Even if you use an inflation calculator, he's not that far off.

$700-800 in 1974 dollars becomes $3060 - $3497 in 2010 dollars (which is as high as the inflation calculator went).

ntex2000
March 10, 2012, 09:18 PM
Yes, there is cheap ammo out there like Silver Bear and TulAmmo, but you get what you pay for because the groups they shoot are about 4 times larger than quality ammo. I'm talking about $6 to $8 a box for .308. American Eagle .308 is about $12 and it's okay, but the higher quality .308 at $30 a box is ridiculous, because even this higher quality ammo won't print groups better than what you can load your own, even if you use the lower cost components. I started reloading 300 RUM for my brother because a box of 20 was costing him almost $60.

At one time I heard there is a federal tax built in to each box of ammo which causes the price to be higher. Anyone know if this is true?

JohnBT
March 10, 2012, 09:39 PM
http://en.wikipedia.org/wiki/Pittman-Robertson_Federal_Aid_in_Wildlife_Restoration_Act

The Pittman-Roberstson act of 1937 places an 11% tax on guns and ammo. For instance, if you purchase all the parts for a custom gunsmith to build you a gun, there's an 11% tax on the firearm you had built. And then maybe you will pay sales tax.

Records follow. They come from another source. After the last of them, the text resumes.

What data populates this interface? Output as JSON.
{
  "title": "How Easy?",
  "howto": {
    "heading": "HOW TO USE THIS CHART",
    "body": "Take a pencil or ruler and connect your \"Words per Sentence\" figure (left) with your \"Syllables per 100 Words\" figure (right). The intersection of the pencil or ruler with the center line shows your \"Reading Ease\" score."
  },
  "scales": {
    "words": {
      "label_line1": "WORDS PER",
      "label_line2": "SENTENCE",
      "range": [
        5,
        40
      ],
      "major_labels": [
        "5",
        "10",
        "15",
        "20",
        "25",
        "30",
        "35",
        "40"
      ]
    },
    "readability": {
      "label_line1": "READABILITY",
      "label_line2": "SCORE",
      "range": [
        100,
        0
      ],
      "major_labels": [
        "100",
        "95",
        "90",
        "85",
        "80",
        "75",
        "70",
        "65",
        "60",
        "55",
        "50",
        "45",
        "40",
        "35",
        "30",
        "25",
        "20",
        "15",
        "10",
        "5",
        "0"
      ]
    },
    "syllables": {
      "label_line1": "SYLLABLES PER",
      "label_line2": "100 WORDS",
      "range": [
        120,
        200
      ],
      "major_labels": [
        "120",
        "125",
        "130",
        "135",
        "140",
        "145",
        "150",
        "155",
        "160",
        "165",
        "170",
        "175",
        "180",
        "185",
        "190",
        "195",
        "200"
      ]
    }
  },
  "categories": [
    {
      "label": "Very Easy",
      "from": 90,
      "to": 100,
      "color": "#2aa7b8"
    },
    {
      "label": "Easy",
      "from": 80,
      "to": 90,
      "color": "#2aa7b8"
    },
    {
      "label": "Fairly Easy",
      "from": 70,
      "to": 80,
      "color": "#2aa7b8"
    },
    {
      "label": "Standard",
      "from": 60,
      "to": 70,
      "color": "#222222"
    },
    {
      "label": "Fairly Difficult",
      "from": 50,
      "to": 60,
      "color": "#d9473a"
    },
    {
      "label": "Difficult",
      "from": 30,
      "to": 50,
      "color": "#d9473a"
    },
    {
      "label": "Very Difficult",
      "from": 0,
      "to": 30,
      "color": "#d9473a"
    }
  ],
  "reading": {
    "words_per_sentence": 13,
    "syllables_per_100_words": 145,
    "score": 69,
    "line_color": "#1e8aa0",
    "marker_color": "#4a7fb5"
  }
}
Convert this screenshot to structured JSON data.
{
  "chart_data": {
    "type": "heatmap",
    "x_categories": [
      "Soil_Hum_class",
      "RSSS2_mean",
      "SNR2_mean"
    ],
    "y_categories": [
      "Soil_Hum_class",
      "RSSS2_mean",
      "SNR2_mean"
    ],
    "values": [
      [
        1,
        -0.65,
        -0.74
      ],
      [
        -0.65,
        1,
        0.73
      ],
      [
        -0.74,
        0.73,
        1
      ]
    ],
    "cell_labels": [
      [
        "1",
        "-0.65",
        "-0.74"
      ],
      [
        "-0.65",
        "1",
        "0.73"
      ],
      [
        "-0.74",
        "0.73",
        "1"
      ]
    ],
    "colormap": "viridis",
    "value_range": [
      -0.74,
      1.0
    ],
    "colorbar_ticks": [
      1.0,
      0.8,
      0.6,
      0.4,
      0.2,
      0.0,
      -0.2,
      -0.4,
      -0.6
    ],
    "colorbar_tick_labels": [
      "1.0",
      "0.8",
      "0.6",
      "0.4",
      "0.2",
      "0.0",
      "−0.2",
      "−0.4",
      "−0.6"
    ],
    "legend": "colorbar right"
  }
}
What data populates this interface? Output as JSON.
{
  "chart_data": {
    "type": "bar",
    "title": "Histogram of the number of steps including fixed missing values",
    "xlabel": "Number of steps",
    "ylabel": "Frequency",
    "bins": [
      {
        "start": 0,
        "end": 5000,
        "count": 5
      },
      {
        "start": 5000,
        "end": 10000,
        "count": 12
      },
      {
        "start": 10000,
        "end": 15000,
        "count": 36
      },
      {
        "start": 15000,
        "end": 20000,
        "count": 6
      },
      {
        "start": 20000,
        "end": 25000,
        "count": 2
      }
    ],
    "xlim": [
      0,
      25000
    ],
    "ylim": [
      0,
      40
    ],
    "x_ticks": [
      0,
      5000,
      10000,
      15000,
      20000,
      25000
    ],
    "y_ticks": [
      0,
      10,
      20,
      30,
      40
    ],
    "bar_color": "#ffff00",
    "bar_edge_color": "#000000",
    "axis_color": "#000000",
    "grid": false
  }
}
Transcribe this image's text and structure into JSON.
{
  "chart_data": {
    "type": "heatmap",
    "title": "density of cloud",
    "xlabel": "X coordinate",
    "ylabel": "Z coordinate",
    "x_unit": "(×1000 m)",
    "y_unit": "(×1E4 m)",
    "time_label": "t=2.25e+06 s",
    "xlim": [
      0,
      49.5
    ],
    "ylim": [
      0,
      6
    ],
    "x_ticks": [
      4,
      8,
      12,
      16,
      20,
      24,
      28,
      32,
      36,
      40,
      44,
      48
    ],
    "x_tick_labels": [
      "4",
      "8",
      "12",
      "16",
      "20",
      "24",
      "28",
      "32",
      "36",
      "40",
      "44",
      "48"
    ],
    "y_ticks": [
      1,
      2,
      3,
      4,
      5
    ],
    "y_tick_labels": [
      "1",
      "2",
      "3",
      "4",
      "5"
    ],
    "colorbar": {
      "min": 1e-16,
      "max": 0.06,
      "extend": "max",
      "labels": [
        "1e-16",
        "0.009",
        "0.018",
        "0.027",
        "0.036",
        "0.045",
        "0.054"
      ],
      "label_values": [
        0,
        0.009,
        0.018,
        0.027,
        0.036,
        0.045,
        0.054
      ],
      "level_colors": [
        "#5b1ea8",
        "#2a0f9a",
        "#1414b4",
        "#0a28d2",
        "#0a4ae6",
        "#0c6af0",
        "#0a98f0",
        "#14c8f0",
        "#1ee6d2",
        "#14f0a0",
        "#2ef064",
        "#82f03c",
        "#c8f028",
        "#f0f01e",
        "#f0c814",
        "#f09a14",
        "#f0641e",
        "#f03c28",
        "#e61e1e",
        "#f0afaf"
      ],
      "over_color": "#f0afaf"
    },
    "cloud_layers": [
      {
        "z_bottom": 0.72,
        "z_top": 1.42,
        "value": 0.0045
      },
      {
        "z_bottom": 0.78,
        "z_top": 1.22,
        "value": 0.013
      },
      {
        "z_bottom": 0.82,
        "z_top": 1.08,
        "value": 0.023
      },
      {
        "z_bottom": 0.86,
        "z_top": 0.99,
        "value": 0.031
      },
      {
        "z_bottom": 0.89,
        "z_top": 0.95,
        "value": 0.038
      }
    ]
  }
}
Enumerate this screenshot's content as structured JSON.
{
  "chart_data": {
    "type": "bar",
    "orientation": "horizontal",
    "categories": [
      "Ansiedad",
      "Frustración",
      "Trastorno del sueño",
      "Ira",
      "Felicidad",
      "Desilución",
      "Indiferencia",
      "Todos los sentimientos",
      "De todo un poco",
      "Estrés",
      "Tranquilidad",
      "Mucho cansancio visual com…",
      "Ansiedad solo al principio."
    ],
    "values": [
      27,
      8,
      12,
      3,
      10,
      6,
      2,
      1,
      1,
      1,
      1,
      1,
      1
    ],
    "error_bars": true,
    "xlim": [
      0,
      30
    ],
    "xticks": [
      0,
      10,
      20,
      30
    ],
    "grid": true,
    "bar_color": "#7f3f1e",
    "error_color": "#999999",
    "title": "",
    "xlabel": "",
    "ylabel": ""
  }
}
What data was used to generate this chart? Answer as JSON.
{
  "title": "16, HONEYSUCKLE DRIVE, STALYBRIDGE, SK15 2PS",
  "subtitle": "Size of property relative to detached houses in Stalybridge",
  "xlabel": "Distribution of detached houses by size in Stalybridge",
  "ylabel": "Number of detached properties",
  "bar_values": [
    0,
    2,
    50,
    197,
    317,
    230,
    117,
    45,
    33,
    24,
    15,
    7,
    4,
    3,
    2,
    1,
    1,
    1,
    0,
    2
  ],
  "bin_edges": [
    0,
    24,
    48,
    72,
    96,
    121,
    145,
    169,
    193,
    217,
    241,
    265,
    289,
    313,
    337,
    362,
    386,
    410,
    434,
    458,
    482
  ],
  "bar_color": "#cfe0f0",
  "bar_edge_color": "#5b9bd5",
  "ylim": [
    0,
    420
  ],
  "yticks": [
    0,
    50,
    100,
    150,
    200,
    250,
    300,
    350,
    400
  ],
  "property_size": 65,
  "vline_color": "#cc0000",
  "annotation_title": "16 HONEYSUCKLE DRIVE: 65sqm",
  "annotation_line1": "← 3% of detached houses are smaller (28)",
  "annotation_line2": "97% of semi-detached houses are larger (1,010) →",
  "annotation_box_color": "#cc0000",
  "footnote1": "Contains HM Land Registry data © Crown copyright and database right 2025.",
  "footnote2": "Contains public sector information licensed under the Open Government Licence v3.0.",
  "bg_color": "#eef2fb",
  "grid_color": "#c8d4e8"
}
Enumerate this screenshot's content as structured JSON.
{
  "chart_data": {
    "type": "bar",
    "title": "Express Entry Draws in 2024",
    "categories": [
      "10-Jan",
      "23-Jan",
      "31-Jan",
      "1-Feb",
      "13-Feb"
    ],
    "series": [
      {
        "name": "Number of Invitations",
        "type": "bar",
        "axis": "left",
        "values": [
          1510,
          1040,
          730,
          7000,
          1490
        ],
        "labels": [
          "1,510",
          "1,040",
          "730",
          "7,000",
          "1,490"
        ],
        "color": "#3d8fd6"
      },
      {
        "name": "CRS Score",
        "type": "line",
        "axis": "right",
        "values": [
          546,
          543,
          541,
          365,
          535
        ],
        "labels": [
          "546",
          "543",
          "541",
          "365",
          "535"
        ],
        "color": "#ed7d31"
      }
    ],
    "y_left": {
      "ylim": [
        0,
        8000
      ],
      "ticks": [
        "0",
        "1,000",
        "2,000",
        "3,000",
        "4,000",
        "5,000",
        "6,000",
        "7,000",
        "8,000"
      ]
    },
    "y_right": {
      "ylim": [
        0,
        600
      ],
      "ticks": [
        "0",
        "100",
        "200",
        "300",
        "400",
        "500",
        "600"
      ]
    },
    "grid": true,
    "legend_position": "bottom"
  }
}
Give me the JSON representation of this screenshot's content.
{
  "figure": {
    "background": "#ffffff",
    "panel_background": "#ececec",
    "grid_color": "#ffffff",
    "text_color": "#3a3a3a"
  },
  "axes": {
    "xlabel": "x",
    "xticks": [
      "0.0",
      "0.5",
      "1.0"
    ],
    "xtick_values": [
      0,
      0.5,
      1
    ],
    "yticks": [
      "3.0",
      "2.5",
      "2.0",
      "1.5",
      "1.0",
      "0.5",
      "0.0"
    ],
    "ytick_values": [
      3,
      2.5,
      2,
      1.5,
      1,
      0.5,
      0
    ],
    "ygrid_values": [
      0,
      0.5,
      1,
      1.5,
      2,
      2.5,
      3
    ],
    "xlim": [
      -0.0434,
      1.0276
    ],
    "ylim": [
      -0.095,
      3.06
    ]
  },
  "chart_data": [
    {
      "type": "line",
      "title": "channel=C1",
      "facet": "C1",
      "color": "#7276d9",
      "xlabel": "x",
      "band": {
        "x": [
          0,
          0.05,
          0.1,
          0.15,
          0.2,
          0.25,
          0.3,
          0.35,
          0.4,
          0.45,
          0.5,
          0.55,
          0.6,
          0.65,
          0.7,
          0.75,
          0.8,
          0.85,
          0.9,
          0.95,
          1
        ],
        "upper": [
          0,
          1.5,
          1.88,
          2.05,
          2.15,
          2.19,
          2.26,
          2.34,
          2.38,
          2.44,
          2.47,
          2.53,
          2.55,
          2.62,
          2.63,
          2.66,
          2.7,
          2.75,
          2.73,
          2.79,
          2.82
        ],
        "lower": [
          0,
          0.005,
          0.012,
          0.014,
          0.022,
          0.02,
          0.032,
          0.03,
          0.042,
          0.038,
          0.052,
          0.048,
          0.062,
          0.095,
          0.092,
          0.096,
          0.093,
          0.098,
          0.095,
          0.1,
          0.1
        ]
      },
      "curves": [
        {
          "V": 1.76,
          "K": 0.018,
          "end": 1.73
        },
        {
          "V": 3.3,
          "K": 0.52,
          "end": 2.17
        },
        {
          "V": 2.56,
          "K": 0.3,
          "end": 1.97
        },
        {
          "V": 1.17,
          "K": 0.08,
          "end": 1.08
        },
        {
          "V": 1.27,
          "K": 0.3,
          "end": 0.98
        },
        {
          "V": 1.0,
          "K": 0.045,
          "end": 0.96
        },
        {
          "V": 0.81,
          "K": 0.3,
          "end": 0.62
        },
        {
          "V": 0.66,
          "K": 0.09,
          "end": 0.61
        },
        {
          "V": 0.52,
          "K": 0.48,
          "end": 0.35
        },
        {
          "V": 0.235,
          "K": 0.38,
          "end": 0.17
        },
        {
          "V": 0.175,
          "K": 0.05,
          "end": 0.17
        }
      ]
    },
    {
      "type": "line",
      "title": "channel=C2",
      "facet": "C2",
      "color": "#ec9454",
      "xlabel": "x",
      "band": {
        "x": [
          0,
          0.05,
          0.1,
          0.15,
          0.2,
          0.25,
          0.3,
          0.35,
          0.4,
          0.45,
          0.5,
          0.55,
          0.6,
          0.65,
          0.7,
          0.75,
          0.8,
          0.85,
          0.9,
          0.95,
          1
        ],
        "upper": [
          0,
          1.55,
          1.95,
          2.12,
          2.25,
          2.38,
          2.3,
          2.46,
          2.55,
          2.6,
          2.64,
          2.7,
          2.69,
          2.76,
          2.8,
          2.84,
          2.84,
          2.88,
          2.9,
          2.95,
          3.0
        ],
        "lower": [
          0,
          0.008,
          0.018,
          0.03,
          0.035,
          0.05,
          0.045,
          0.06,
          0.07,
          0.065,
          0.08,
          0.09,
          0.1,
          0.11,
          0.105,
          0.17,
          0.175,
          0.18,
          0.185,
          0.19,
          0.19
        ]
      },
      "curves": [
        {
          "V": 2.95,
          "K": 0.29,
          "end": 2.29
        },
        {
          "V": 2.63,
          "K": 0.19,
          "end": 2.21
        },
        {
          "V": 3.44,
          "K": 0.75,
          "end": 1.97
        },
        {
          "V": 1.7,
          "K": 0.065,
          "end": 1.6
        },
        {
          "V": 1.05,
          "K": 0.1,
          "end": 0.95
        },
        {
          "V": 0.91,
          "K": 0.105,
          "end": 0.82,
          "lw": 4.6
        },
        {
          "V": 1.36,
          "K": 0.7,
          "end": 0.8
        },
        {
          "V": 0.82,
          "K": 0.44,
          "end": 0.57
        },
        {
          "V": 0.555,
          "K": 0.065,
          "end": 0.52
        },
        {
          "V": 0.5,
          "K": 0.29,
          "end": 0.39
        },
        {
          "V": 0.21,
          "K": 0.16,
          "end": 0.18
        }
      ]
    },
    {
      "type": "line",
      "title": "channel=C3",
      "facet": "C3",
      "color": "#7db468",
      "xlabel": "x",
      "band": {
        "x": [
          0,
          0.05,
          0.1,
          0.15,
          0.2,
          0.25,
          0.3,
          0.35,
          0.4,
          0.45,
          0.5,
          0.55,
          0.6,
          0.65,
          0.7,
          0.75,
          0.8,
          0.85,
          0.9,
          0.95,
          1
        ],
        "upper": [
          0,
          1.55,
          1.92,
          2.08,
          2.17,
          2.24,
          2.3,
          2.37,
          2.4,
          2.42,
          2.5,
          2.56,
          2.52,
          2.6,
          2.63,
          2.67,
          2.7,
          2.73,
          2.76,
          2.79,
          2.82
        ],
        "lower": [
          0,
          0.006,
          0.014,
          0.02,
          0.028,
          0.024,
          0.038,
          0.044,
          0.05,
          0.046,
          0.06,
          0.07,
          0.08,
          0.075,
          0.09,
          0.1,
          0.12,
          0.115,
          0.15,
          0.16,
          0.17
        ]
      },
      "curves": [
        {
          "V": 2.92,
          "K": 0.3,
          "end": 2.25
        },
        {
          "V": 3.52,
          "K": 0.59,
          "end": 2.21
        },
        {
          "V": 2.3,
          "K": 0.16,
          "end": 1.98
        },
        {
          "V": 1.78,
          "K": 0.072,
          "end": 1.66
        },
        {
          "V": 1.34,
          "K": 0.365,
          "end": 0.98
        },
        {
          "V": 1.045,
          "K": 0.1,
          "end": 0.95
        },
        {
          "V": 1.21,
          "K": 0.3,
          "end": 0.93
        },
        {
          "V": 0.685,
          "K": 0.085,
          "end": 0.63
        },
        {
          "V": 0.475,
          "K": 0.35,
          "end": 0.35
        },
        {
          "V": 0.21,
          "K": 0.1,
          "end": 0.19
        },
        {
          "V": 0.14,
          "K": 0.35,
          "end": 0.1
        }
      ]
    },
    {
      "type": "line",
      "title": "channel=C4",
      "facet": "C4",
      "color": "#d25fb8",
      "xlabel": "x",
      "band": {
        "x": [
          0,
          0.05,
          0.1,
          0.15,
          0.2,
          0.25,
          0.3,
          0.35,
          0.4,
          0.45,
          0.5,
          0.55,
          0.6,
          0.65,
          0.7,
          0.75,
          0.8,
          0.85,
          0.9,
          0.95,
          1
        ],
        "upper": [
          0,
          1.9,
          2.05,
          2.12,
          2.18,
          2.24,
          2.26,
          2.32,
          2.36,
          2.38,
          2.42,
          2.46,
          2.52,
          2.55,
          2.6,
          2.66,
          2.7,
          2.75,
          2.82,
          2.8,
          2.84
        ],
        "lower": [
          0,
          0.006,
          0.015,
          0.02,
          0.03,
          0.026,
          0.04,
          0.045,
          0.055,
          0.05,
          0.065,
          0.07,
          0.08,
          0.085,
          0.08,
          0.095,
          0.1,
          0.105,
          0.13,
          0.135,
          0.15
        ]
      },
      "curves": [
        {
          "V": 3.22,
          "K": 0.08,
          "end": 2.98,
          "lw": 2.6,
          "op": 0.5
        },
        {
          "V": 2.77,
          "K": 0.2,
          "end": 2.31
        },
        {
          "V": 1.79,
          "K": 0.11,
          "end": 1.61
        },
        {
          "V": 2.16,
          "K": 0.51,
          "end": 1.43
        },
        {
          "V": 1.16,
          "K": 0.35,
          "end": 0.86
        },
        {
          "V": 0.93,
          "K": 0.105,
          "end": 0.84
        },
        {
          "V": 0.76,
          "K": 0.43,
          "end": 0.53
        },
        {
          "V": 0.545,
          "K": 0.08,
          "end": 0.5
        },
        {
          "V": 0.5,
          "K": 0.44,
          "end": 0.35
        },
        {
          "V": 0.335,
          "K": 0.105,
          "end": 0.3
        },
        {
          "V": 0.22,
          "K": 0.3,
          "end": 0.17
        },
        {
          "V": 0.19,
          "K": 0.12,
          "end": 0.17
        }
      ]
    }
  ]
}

"Plans for what to do with the money must be submitted to and approved by the Secretary of the Interior.[6] Acceptable options include research, surveys, management of wildlife and/or habitat and acquisition or lease of land, among other things"

It's not all spent on hunting and target shooting. You could say we are paying for some things for the canoe paddlers and bird watchers to use.